Ronnie O’Sullivan is still hunting Crucible glory after all these years and moved a step closer to a sixth world title on Friday.
Twenty years to the day since he produced perhaps the greatest break of all time in Sheffield, it was a clutch clearance against Shaun Murphy rather than a sustained slice of O’Sullivan magic that kept him firmly on course for another shot at the trophy.
On April 21, 1997, O’Sullivan dashed to a 147 maximum break in just five minutes and 20 seconds against Mick Price, however it was a run of just 25 that provided cheer this time for the 41-year-old Rocket.
After letting Murphy cut his arrears from 9-3 to 9-6, O’Sullivan looked like allowing the last frame of the session to slide by too until his opponent missed green with the rest.
Murphy’s mistake gifted O’Sullivan the chance he was waiting for, and he calmly cleared the table from green to black to move 10-6 in front overnight, three frames away from victory in the second-round clash.
O’Sullivan’s famous maximum earned him £165,000 two decades ago, but with the reward this year a relatively meagre £15,000 there has been scant interest from the top players in gambling on the pursuit of the feat
Such breaks typically involve high risks, and O’Sullivan is all about getting the job done this year.
He and Murphy return on Saturday morning, with the latter knowing he must make a fast start.
Murphy at least made sure he avoided a repeat of his 13-3 humbling by O’Sullivan in the last-eight three years ago.
The 34-year-old began 6-2 adrift on Friday afternoon and made an ideal start with a break of 70 before O’Sullivan responded with 63 and 75 to stretch his lead to five frames, which soon became six.
Murphy charged back with 84, 73 and 87, as pressure began to mount on O’Sullivan.

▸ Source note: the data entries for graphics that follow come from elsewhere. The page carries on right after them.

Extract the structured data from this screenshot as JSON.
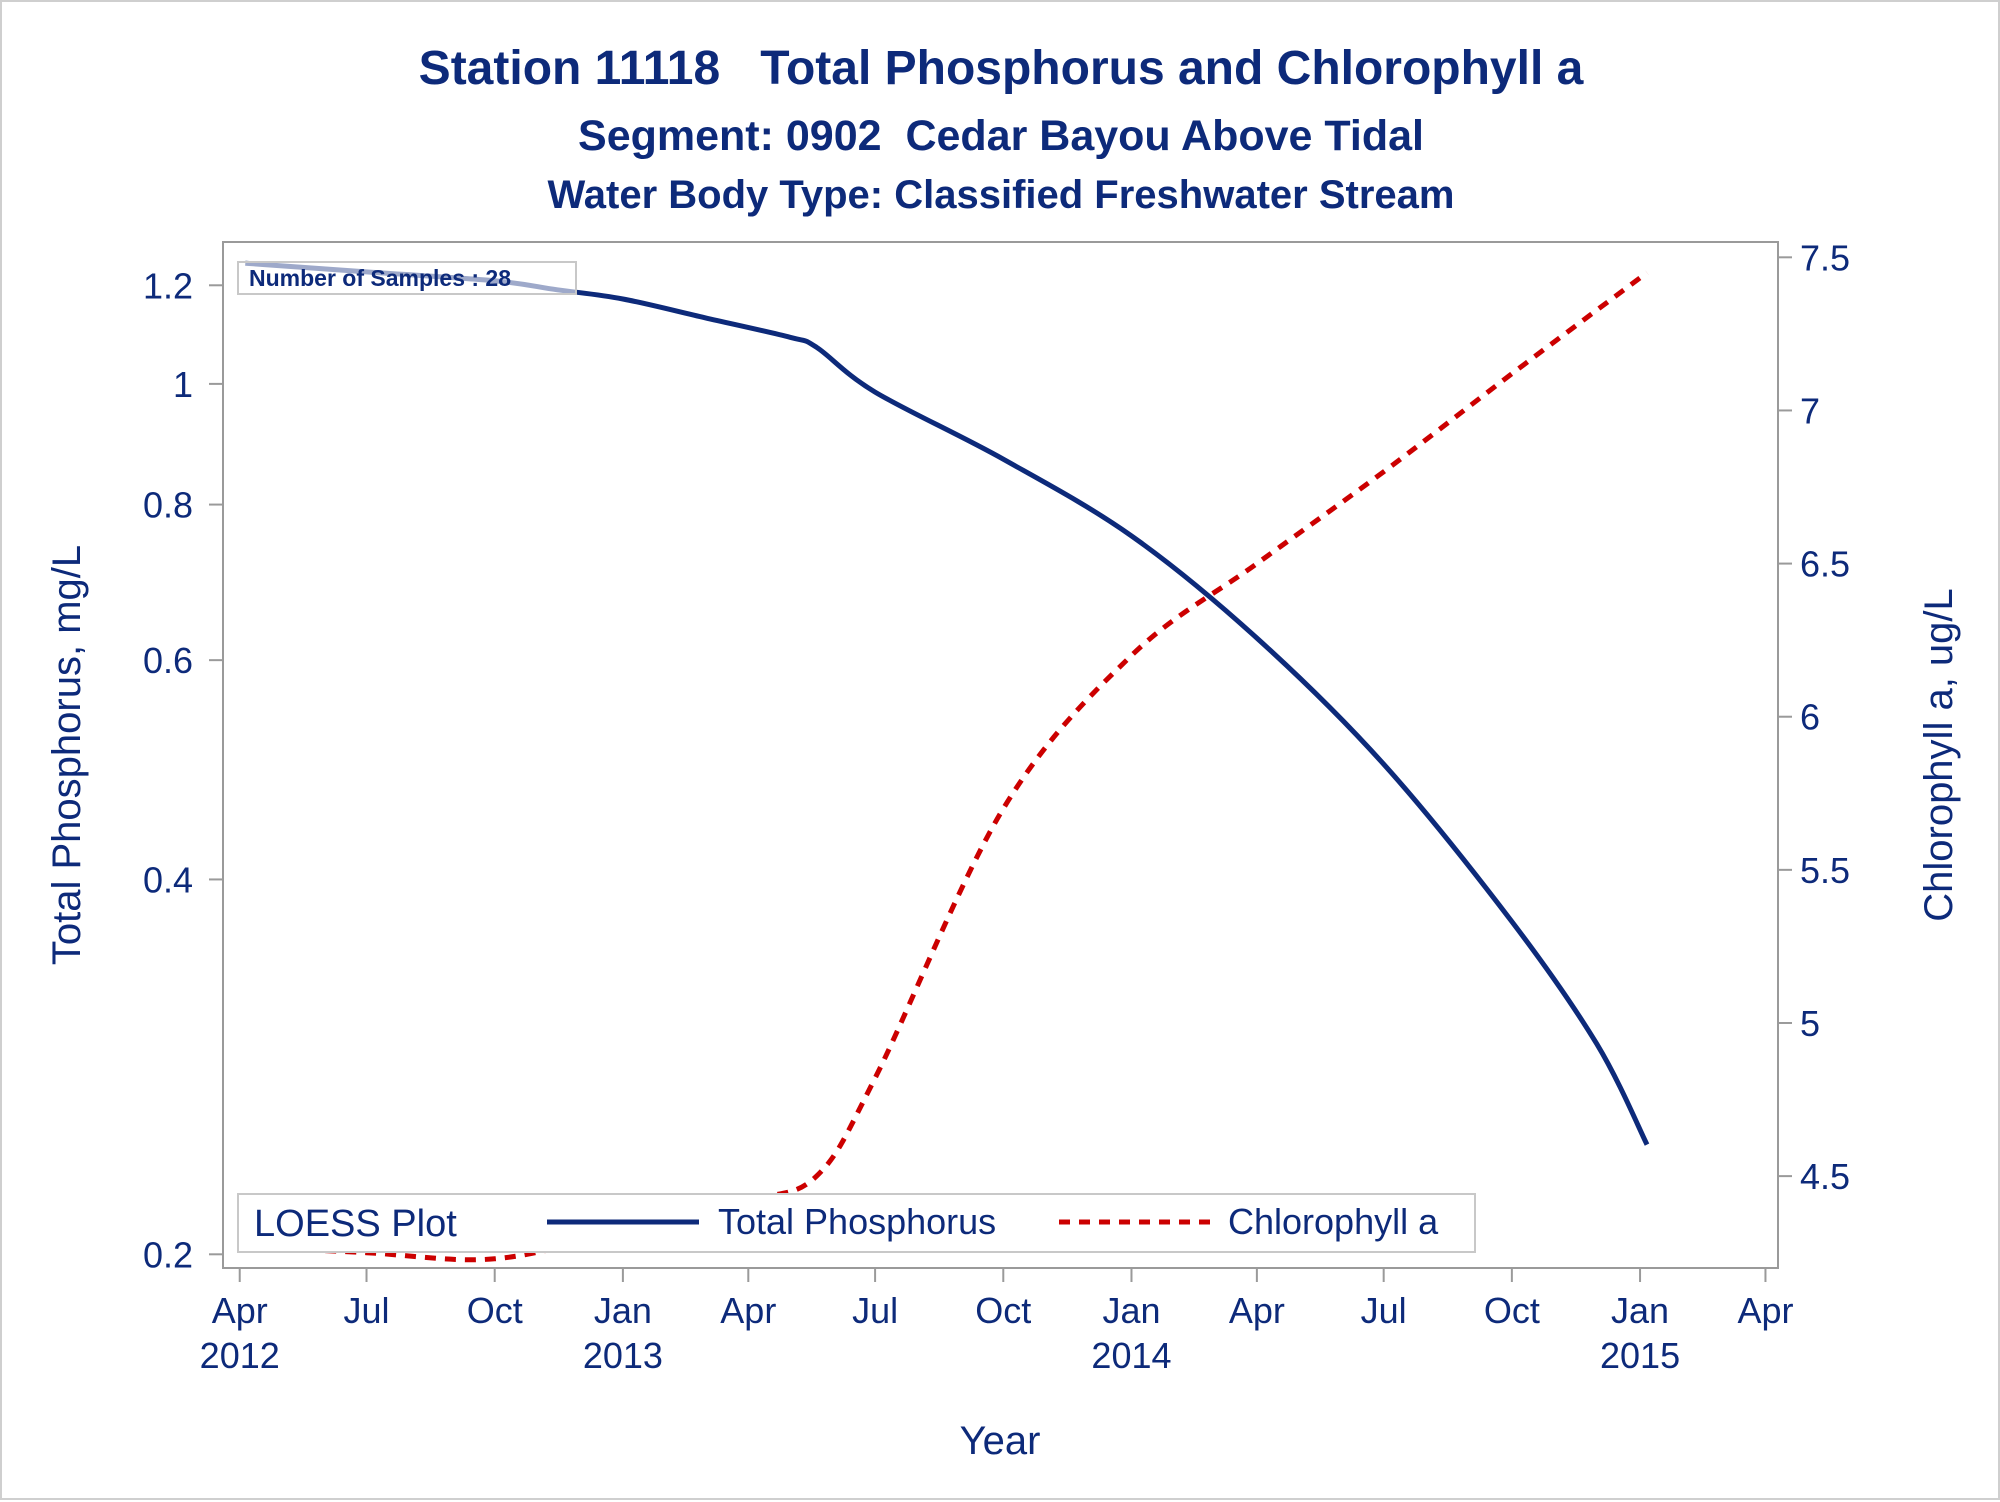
{
  "titles": {
    "line1": "Station 11118   Total Phosphorus and Chlorophyll a",
    "line2": "Segment: 0902  Cedar Bayou Above Tidal",
    "line3": "Water Body Type: Classified Freshwater Stream"
  },
  "inset": {
    "samples_text": "Number of Samples : 28"
  },
  "legend": {
    "title": "LOESS Plot",
    "items": [
      {
        "label": "Total Phosphorus",
        "color": "#0d2a7a",
        "style": "solid"
      },
      {
        "label": "Chlorophyll a",
        "color": "#cc0000",
        "style": "dashed"
      }
    ]
  },
  "colors": {
    "text": "#0d2a7a",
    "phosphorus": "#0d2a7a",
    "chlorophyll": "#cc0000",
    "axis": "#9a9a9a"
  },
  "chart_data": {
    "type": "line",
    "title": "Station 11118   Total Phosphorus and Chlorophyll a",
    "xlabel": "Year",
    "ylabel": "Total Phosphorus, mg/L",
    "y2label": "Chlorophyll a, ug/L",
    "x_ticks": [
      {
        "value": "2012-04-01",
        "label": "Apr",
        "year": "2012"
      },
      {
        "value": "2012-07-01",
        "label": "Jul",
        "year": ""
      },
      {
        "value": "2012-10-01",
        "label": "Oct",
        "year": ""
      },
      {
        "value": "2013-01-01",
        "label": "Jan",
        "year": "2013"
      },
      {
        "value": "2013-04-01",
        "label": "Apr",
        "year": ""
      },
      {
        "value": "2013-07-01",
        "label": "Jul",
        "year": ""
      },
      {
        "value": "2013-10-01",
        "label": "Oct",
        "year": ""
      },
      {
        "value": "2014-01-01",
        "label": "Jan",
        "year": "2014"
      },
      {
        "value": "2014-04-01",
        "label": "Apr",
        "year": ""
      },
      {
        "value": "2014-07-01",
        "label": "Jul",
        "year": ""
      },
      {
        "value": "2014-10-01",
        "label": "Oct",
        "year": ""
      },
      {
        "value": "2015-01-01",
        "label": "Jan",
        "year": "2015"
      },
      {
        "value": "2015-04-01",
        "label": "Apr",
        "year": ""
      }
    ],
    "xlim": [
      "2012-03-20",
      "2015-04-10"
    ],
    "y_scale": "log",
    "ylim": [
      0.195,
      1.3
    ],
    "y_ticks": [
      0.2,
      0.4,
      0.6,
      0.8,
      1,
      1.2
    ],
    "y_tick_labels": [
      "0.2",
      "0.4",
      "0.6",
      "0.8",
      "1",
      "1.2"
    ],
    "y2lim": [
      4.2,
      7.55
    ],
    "y2_ticks": [
      4.5,
      5,
      5.5,
      6,
      6.5,
      7,
      7.5
    ],
    "y2_tick_labels": [
      "4.5",
      "5",
      "5.5",
      "6",
      "6.5",
      "7",
      "7.5"
    ],
    "grid": false,
    "legend_position": "bottom",
    "series": [
      {
        "name": "Total Phosphorus",
        "axis": "left",
        "x": [
          "2012-04-05",
          "2012-07-01",
          "2012-10-01",
          "2012-11-15",
          "2013-01-01",
          "2013-03-01",
          "2013-05-01",
          "2013-05-20",
          "2013-07-01",
          "2013-10-01",
          "2014-01-01",
          "2014-04-01",
          "2014-07-01",
          "2014-10-01",
          "2014-12-01",
          "2015-01-06"
        ],
        "values": [
          1.25,
          1.23,
          1.21,
          1.19,
          1.17,
          1.13,
          1.09,
          1.07,
          0.985,
          0.87,
          0.755,
          0.625,
          0.495,
          0.37,
          0.295,
          0.245
        ]
      },
      {
        "name": "Chlorophyll a",
        "axis": "right",
        "x": [
          "2012-04-05",
          "2012-07-01",
          "2012-10-01",
          "2013-01-01",
          "2013-04-01",
          "2013-05-20",
          "2013-07-01",
          "2013-10-01",
          "2014-01-01",
          "2014-04-01",
          "2014-07-01",
          "2014-10-01",
          "2015-01-06"
        ],
        "values": [
          4.27,
          4.25,
          4.23,
          4.32,
          4.42,
          4.5,
          4.82,
          5.7,
          6.2,
          6.5,
          6.8,
          7.12,
          7.45
        ]
      }
    ]
  }
}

When Murphy fluked the yellow in the final frame of the day, surely O’Sullivan feared the worst. But the green would not drop for Murphy who saw the prospect of a narrow two-frame deficit substituted for a four-frame chasm.
O’Sullivan and Murphy are far from friends, a sense that was reinforced when Murphy this week forcefully denounced O’Sullivan’s accusations of bullying against Barry Hearn and World Snooker.

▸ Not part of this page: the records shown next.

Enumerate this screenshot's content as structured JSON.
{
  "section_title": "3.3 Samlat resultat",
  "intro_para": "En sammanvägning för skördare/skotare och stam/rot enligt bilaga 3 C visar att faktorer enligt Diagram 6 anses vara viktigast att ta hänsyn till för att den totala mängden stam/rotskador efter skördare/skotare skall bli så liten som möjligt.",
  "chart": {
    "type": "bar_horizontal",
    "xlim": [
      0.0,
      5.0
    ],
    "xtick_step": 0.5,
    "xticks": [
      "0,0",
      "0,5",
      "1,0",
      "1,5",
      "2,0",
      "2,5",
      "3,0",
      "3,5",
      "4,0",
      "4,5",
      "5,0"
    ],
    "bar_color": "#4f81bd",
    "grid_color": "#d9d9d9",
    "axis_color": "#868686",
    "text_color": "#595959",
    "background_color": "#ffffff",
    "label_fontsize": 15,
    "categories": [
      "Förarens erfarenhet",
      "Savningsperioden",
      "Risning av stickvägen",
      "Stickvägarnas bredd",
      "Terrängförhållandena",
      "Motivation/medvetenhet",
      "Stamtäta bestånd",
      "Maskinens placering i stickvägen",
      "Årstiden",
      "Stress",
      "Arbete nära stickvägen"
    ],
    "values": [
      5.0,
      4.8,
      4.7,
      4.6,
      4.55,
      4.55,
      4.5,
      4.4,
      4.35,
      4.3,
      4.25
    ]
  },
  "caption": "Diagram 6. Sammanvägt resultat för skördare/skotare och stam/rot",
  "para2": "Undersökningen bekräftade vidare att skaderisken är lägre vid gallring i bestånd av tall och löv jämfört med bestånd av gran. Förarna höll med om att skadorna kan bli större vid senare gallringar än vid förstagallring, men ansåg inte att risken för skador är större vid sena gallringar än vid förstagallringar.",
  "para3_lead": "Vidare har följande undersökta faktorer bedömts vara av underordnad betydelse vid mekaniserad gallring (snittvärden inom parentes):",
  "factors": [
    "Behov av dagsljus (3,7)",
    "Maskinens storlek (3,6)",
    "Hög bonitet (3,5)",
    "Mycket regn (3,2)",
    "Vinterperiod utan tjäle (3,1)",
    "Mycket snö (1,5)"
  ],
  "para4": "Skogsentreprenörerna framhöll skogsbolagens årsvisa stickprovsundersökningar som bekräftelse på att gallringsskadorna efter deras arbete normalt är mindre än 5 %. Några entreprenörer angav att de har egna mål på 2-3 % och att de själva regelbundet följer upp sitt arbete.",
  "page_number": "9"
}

The frosty relationship has been reflected in their lack of interaction during the match, but the opposite was true of the players on the other side of the arena.
Mark Allen took the fight to John Higgins on the table, but Scotland’s four-time world champion dug in to be just two frames behind overnight.
Northern Irishman Allen fired 71, 65, 100, 102, 129 and 82 and on that form would have hoped to finish better than 5-3 ahead, the outcome at the end of the session. The pair chatted away in their seats between frames - a stark contrast to the awkward silences between Murphy and O’Sullivan.